Post-operative Complications

  • Immediate: Shock, hemorrhagic, neurogenic shock, hemorrhage, infection, pulmonary, rectum injuries
  • Delayed: Vaginal stenosis, fistula, fibrosis, recurrence of prolapse (5-10%).

Recurrent Prolapse

  • Factors relating to earlier preparation, surgical operation, postoperative care and possible recurrence of problems.

Vault Prolapse

  • Increased intra-abdominal pressure leads to vault prolapse, more common in total hysterectomy
  • Treatment options include both abdominal sacrocolpopexy, vaginal sacrospinous fixation, and Le Fort repair.

Retroverted-Flexion Uterus

  • Backward displacement of the uterus.
  • Most cases are congenital.
  • Incidence: 20-25%. Few cases lead to adverse effects.

Causes of Retroverted Uterus

  • Congenital: usually mobile, asymptomatic
  • Acquired: often fixed, symptomatic, factors including labor problems, full bladder, uterine issues, inflammatory conditions, pelvic tumors (i.e., adhesions).

Clinical presentation of Asymptomatic Retroverted Uterus

  • Commonly discovered during unrelated examinations.
  • Pain symptoms include congestive dysmenorrhea, dyspareunia, backache; symptoms of possible issues associated with pressure
  • Potential problems related to urinary or GI tract abnormalities can result in symptoms associated with defecation, and urination issues

Prophylaxis

  • Postpartum exercises, good bladder emptying habits, avoidance of activities, care of the pelvis.

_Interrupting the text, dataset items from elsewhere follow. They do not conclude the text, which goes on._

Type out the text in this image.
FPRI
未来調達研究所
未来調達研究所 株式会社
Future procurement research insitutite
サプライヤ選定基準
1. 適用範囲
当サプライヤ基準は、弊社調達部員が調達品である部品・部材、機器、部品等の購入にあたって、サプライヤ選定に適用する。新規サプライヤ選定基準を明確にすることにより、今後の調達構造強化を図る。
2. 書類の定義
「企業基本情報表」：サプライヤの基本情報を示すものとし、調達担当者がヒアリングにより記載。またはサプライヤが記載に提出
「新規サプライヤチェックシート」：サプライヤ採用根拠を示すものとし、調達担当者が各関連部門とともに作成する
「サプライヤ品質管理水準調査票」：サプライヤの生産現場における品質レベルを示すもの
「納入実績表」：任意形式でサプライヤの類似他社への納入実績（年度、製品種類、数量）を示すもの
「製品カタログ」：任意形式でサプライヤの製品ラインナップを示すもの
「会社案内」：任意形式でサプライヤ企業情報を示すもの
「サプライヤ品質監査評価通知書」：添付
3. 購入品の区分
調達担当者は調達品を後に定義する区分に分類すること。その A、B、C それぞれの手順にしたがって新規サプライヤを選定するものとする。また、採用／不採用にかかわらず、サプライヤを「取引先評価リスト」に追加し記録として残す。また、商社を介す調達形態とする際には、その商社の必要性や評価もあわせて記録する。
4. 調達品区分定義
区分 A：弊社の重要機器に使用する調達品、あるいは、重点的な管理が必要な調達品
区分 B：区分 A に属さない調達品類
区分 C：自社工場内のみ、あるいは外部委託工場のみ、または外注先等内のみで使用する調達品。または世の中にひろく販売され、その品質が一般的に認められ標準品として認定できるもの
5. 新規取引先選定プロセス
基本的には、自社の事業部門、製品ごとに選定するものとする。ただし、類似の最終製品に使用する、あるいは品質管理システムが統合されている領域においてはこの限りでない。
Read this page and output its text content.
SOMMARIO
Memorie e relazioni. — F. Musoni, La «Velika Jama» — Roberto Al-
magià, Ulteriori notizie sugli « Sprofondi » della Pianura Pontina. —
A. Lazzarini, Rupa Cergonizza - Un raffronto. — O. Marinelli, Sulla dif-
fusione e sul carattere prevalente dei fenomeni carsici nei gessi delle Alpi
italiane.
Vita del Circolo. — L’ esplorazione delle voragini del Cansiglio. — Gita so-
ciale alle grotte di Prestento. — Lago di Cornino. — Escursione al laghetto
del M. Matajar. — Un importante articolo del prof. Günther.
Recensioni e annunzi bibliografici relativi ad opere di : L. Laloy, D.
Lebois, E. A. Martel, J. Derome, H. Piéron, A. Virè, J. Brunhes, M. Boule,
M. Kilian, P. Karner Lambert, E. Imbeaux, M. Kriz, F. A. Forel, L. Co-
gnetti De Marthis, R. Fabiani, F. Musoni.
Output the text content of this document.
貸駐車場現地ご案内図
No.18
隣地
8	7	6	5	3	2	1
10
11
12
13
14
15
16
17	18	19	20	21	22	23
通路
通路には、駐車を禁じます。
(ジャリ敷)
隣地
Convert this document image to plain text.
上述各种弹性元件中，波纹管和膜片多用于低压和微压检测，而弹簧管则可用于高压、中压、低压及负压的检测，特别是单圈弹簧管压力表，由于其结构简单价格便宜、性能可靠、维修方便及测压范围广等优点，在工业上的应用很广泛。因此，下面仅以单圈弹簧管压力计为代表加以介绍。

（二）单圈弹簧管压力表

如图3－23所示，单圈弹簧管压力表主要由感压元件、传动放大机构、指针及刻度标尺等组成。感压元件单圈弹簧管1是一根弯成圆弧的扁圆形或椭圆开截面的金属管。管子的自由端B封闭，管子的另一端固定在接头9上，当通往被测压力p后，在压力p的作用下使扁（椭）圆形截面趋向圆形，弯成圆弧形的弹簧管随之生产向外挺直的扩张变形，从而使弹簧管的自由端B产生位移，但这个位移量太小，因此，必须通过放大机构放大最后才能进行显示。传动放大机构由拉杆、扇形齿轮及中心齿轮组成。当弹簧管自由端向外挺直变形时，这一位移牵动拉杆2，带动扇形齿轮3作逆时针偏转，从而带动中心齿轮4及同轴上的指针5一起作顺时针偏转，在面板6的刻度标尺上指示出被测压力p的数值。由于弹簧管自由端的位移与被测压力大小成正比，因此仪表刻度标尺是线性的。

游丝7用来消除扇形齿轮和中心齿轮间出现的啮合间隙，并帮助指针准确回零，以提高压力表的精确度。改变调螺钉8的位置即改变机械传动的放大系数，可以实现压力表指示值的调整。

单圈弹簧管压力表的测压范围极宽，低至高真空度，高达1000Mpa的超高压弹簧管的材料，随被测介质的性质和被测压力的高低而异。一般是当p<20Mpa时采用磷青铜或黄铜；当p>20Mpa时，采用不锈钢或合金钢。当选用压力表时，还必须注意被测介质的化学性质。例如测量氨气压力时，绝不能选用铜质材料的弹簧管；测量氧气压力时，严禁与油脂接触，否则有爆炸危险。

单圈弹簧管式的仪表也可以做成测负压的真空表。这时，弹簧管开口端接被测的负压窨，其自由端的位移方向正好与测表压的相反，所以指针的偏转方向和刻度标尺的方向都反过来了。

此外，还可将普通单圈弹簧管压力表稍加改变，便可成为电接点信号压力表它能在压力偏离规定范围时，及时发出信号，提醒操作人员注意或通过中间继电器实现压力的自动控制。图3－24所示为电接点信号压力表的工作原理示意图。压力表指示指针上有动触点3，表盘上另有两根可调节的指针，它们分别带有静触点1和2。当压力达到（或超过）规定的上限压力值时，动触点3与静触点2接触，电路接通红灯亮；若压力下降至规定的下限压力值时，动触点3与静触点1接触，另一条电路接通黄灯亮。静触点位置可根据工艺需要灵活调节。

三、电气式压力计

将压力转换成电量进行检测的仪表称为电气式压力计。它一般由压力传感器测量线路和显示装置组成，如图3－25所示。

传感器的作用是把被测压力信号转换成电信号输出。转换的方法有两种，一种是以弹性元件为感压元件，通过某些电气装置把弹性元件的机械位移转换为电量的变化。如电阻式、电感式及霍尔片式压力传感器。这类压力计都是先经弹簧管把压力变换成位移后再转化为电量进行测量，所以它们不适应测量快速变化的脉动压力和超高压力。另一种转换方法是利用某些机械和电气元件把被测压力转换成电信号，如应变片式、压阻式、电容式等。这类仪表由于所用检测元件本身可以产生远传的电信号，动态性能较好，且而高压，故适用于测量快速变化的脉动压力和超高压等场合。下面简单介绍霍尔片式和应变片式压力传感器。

Active Management (for mobile RVF)

  • Conservative: Smith-Hodge pessary to re-align the uterus and correct cervix position
  • Indications: RVF symptoms, previously repeated abortions of a pregnant patient, use as preventative measure.

Curative Surgical Techniques

  • Abdominal Operations:
  • Modified Gilliam's operation; plication of round ligaments (with non-absorbable material).
  • Vaginal Operations:
  • Plication of uterosacral ligaments (e.g., through Douglas pouch).

Management of Fixed/Uncorrected RVF with Infertility

  • Postcoital testing.
  • Abdominal positioning, Artificial insemination, and other management related to the problem.